In works both representational and abstract, the exhibition explores the remarkable range of mark-making that can be achieved with colored pencil, from razor fine to dense and waxy, and everything in between. Colored pencil provides a vast chromatic range and greatly varying levels of translucency, from almost imperceptible to opaque. As a tool it is portable, inexpensive, and ubiquitous.

Extraordinary exactitude is found in a highly detailed wasp’s nest by David Morrison, and in the empathetic, pellucid-eyed animal portraits by Philip Knoll, in which seemingly every strand of fur is depicted. Julia Randall’s remarkable translucent and fragile bubble of gum appears just beginning to deflate but is pinned at the wad like an animal trophy. Julie Allen creates spare but tenderly drawn domestic arrangements on vellum. Cotter Luppi exploits opaque and vibrant color in his ecstatic and psychedelic cathedral interior, while the sinuous lines of an octopus occupy a prismatic and radiating environment in Steve DiBenedetto’s colorful work. In David X. Levine’s impossible game board, colored pencil is applied with great density, resulting in a rich matte surface, while Angela Heisch’s delicate application of subtle and precise shading gives volume and depth to her playful, quasi-abstract imagery.
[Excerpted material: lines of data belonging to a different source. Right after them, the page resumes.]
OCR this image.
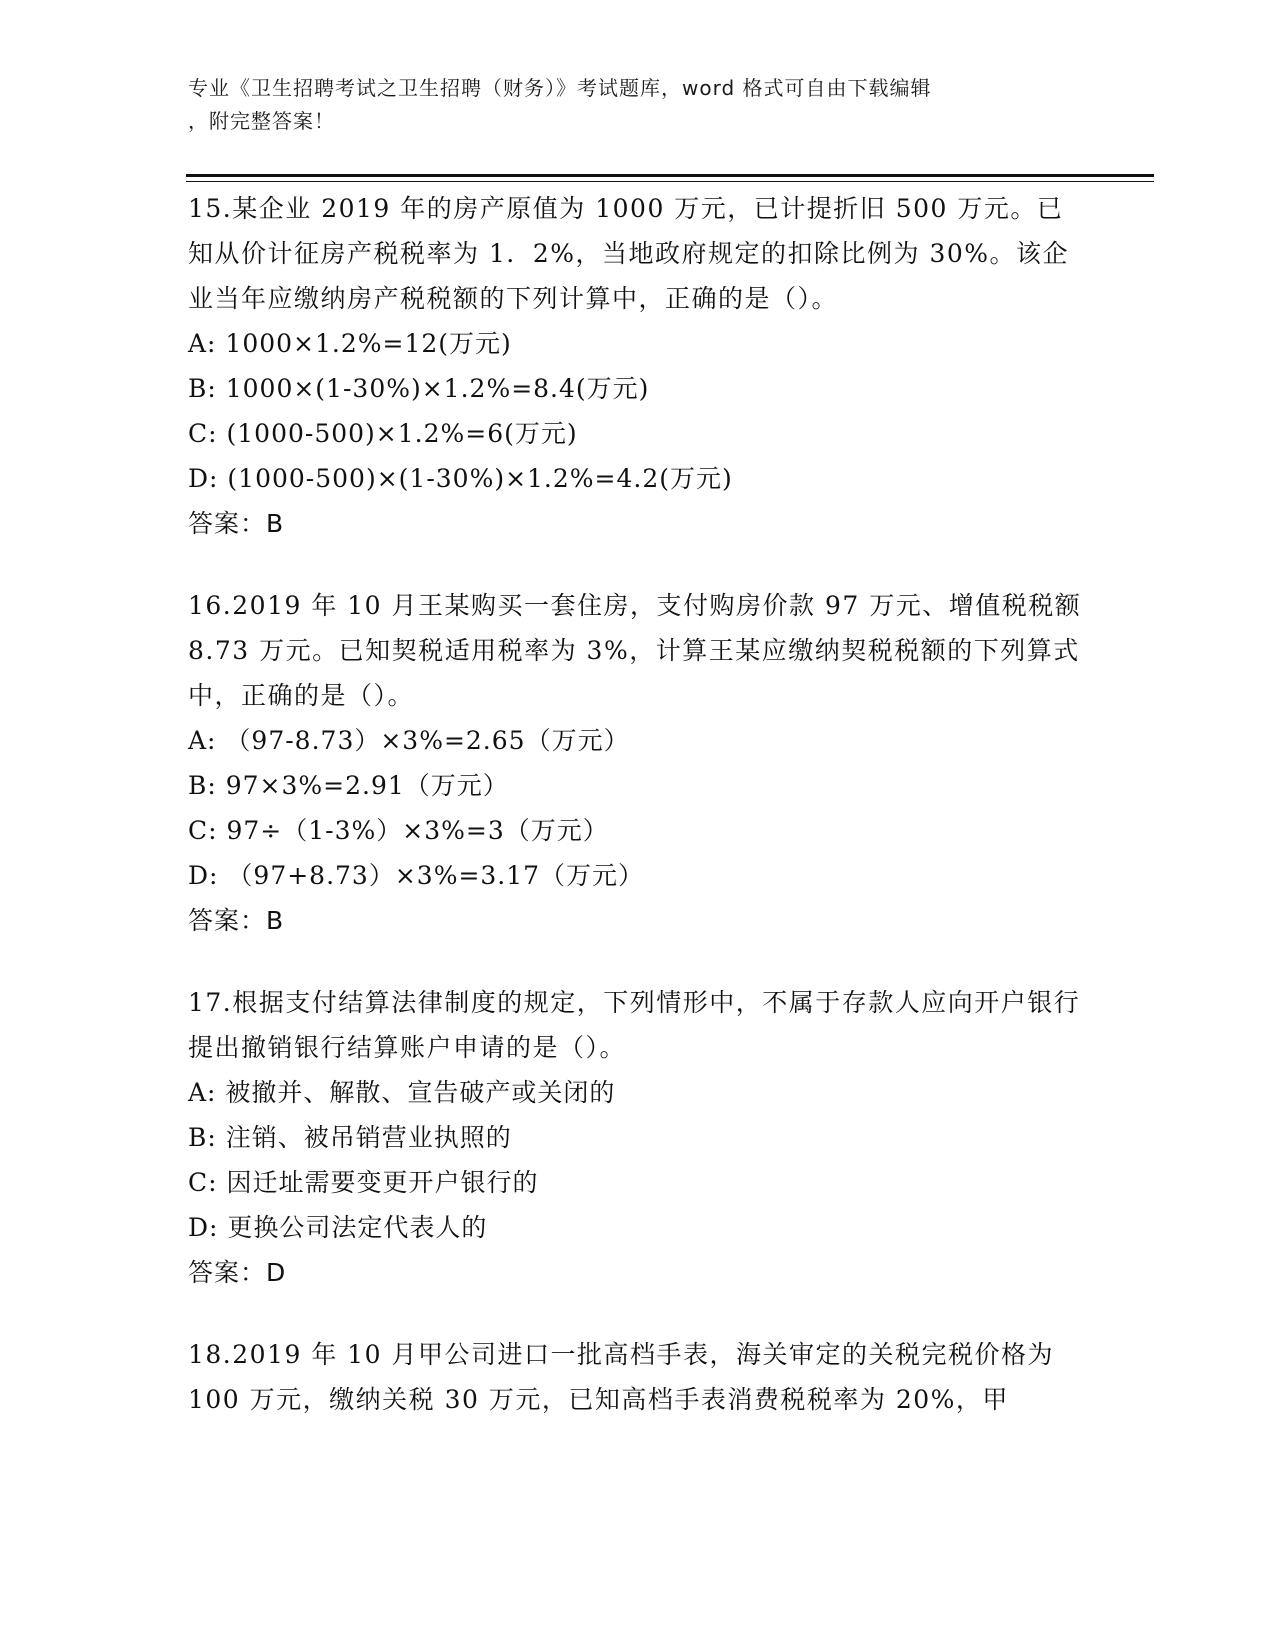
专业《卫生招聘考试之卫生招聘（财务）》考试题库，word 格式可自由下载编辑
，附完整答案！

15.某企业 2019 年的房产原值为 1000 万元，已计提折旧 500 万元。已知从价计征房产税税率为 1．2%，当地政府规定的扣除比例为 30%。该企业当年应缴纳房产税税额的下列计算中，正确的是（）。

A: 1000×1.2%=12(万元)

B: 1000×(1-30%)×1.2%=8.4(万元)

C: (1000-500)×1.2%=6(万元)

D: (1000-500)×(1-30%)×1.2%=4.2(万元)

答案：B

16.2019 年 10 月王某购买一套住房，支付购房价款 97 万元、增值税税额 8.73 万元。已知契税适用税率为 3%，计算王某应缴纳契税税额的下列算式中，正确的是（）。

A: （97-8.73）×3%=2.65（万元）

B: 97×3%=2.91（万元）

C: 97÷（1-3%）×3%=3（万元）

D: （97+8.73）×3%=3.17（万元）

答案：B

17.根据支付结算法律制度的规定，下列情形中，不属于存款人应向开户银行提出撤销银行结算账户申请的是（）。

A: 被撤并、解散、宣告破产或关闭的

B: 注销、被吊销营业执照的

C: 因迁址需要变更开户银行的

D: 更换公司法定代表人的

答案：D

18.2019 年 10 月甲公司进口一批高档手表，海关审定的关税完税价格为 100 万元，缴纳关税 30 万元，已知高档手表消费税税率为 20%，甲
Colored pencil allows for varying opacities in Leslie Robert’s diagrammatic transformations of phrases into abstract charts of letter repetitions. Lindsay Walt’s monochromatic drawings of schematized New York bridges pay homage to jazz musician Sonny Rollins’ daily practice at the Williamsburg Bridge. Ribbon-like swaths of colored pencil reveal embossed geodesic patterns in Clint Fulkerson’s work, while in Jessica Rosner’s chiral pinwheel composition, ruled drawing subtly contrasts with freehand duplication. Varying vertical bands of bright color frame and radiate around an undulant central form in Audrey Stone’s work, while in Noah Post’s abstractions, brightly-hued vibrant lines loop and travel across the page creating irregular shapes against a ground of soft translucent tonalities. Concentric spirals of varying ovoid forms pulse outward against a shimmering ground of soft greens in Katia Santibañez’ drawing.

Rob de Oude creates optically charged patterned fields by overlapping taut, finely-ruled lines in repeating color combinations. Warren Isensee draws radiant and symmetrical curvilinear abstractions which feel monumental despite their small scale, while Gary Petersen creates lively and rhythmic compositions with irregular geometries and linear elements in bold, rich hues. Laura Watt’s overlapping webs of colorful triangular shapes spiral and torque in densely patterned compositions. Geoffrey Young’s playful and colorfully patterned abstractions bring to mind Islamic tile work, textile design, and kaleidoscopic visions.